A young healthy looking woman stops by peruse the merchandise. Neil and Marilyn engage her in conversation and relate their experiences of visiting the studio where the products are made. She decides to purchase a number of items; stuffed elephants, cloth giraffes, felted mama dolls and sturdy practical bird aprons. She continues looking at the items laid out on the tables and walks over to where the Christmas ornaments are. I show them to her and then she says, “I’m looking for an angel.”
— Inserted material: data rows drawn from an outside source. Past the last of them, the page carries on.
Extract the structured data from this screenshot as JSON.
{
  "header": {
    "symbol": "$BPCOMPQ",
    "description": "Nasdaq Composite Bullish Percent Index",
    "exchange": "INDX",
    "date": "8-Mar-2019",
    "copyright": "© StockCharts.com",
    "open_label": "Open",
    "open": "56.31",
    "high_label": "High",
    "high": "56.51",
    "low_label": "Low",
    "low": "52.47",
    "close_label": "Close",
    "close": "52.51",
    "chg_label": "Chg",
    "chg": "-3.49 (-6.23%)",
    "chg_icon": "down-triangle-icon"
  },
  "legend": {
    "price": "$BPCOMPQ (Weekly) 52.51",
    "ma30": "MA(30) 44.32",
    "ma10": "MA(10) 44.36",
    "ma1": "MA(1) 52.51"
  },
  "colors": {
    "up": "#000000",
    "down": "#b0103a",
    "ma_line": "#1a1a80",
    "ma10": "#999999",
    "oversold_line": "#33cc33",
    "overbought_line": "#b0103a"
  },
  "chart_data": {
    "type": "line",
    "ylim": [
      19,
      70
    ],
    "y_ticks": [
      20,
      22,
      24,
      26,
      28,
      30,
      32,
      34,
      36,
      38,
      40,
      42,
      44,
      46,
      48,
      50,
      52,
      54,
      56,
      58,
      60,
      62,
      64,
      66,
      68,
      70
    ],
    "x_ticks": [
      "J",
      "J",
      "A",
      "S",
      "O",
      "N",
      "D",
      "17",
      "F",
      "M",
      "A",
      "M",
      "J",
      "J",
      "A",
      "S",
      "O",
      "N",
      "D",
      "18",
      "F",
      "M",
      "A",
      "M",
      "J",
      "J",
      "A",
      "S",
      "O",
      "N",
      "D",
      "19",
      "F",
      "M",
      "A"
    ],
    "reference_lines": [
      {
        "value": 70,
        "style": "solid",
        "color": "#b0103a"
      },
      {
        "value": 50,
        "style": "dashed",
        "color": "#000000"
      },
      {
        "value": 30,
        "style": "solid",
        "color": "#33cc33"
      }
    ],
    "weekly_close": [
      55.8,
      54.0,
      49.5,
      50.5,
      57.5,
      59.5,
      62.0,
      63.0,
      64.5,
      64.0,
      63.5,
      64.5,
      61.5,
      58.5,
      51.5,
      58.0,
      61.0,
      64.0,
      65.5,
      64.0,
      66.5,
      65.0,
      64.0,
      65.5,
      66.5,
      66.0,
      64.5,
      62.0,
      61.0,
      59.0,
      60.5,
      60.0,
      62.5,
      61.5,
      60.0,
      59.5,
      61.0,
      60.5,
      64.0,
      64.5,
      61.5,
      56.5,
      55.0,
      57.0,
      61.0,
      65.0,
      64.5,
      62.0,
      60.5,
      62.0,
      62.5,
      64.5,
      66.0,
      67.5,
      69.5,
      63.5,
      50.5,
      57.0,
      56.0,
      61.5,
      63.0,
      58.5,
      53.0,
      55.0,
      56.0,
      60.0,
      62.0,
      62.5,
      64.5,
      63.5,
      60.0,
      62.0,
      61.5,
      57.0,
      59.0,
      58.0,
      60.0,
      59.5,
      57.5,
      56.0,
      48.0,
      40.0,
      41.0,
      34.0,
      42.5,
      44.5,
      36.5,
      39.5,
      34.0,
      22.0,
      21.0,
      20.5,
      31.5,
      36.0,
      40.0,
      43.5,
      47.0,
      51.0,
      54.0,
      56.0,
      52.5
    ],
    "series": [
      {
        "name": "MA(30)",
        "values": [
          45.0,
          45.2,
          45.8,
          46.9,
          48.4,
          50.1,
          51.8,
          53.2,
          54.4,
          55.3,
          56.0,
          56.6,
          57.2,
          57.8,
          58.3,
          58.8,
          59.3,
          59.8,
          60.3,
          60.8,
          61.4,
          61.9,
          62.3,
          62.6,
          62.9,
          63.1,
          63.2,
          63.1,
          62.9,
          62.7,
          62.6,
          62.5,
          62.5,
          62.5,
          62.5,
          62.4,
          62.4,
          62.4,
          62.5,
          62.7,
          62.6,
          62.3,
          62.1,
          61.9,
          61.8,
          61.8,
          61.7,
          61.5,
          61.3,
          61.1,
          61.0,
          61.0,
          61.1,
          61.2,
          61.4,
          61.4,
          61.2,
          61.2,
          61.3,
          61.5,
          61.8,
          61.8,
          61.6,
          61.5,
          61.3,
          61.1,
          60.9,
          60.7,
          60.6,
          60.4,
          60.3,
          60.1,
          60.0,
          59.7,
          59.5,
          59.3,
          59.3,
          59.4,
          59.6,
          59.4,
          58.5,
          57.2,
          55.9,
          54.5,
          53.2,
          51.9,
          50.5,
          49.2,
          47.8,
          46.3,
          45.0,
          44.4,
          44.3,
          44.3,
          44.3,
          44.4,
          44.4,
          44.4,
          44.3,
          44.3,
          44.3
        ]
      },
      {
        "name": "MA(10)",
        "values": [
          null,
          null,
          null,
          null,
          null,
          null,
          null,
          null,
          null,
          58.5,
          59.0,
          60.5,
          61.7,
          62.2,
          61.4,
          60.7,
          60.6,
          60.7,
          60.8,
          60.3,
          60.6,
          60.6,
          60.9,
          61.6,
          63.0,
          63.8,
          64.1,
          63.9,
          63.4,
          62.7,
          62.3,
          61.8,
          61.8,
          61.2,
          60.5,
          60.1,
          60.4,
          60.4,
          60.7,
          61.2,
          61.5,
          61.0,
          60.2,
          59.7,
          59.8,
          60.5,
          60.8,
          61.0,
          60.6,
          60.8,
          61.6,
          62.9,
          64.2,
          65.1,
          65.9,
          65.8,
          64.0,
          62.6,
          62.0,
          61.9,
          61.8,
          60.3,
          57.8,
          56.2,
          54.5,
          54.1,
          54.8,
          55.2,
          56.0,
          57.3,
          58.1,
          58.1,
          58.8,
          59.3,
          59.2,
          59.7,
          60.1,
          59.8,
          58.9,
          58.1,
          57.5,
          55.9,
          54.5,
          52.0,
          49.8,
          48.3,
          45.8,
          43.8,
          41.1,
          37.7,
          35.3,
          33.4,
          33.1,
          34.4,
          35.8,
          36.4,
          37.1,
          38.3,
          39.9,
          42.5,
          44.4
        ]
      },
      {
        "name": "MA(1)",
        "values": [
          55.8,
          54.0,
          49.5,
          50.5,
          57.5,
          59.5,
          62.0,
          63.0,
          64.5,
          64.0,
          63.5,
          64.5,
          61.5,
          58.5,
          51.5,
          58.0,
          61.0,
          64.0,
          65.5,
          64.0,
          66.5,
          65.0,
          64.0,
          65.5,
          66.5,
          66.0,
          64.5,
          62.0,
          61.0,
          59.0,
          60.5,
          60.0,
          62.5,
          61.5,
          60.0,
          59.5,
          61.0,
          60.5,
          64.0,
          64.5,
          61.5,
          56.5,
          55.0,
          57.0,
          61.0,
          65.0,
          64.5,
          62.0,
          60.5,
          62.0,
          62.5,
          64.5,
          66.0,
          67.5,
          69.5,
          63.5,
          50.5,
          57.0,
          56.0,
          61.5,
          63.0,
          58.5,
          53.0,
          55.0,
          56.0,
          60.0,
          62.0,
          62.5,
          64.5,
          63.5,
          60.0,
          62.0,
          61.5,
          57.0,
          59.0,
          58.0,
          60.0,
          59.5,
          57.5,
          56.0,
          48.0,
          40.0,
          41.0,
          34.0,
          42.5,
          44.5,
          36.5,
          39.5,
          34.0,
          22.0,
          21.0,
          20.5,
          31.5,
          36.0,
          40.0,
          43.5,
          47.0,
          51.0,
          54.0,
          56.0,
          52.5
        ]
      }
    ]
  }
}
I show her the small beaded ones, the dark skinned felted ones and then I think, “Shall I show her the odd, large wire angel with its open body and flexible wings which we’ve been trying to sell for years?”

I show it to her. I tell her it is on sale. I tell her I think it would cast a lovely shadow under special light conditions. She looks at it carefully and with a surprising affirmation she says, “I will take it. It will remind me of my donor. He was a young man. I have his heart and lungs.  Today I am celebrating my three month checkup.”

I do not know what to say. I bumble with words like, “What a gift, what a complicated gift of hope and loss this is.” She understands, we chat some more about the complex relationship that is donor and recipient and she is thrilled to have the angel which will sit on the pinnacle of her tree this Christmas. She says it is such a perfect symbol.

Who would have thought that this reduced, gangly wire angel could become such a profound symbol in a person’s life? Such is the gift of the artists of the Keiskamma Trust.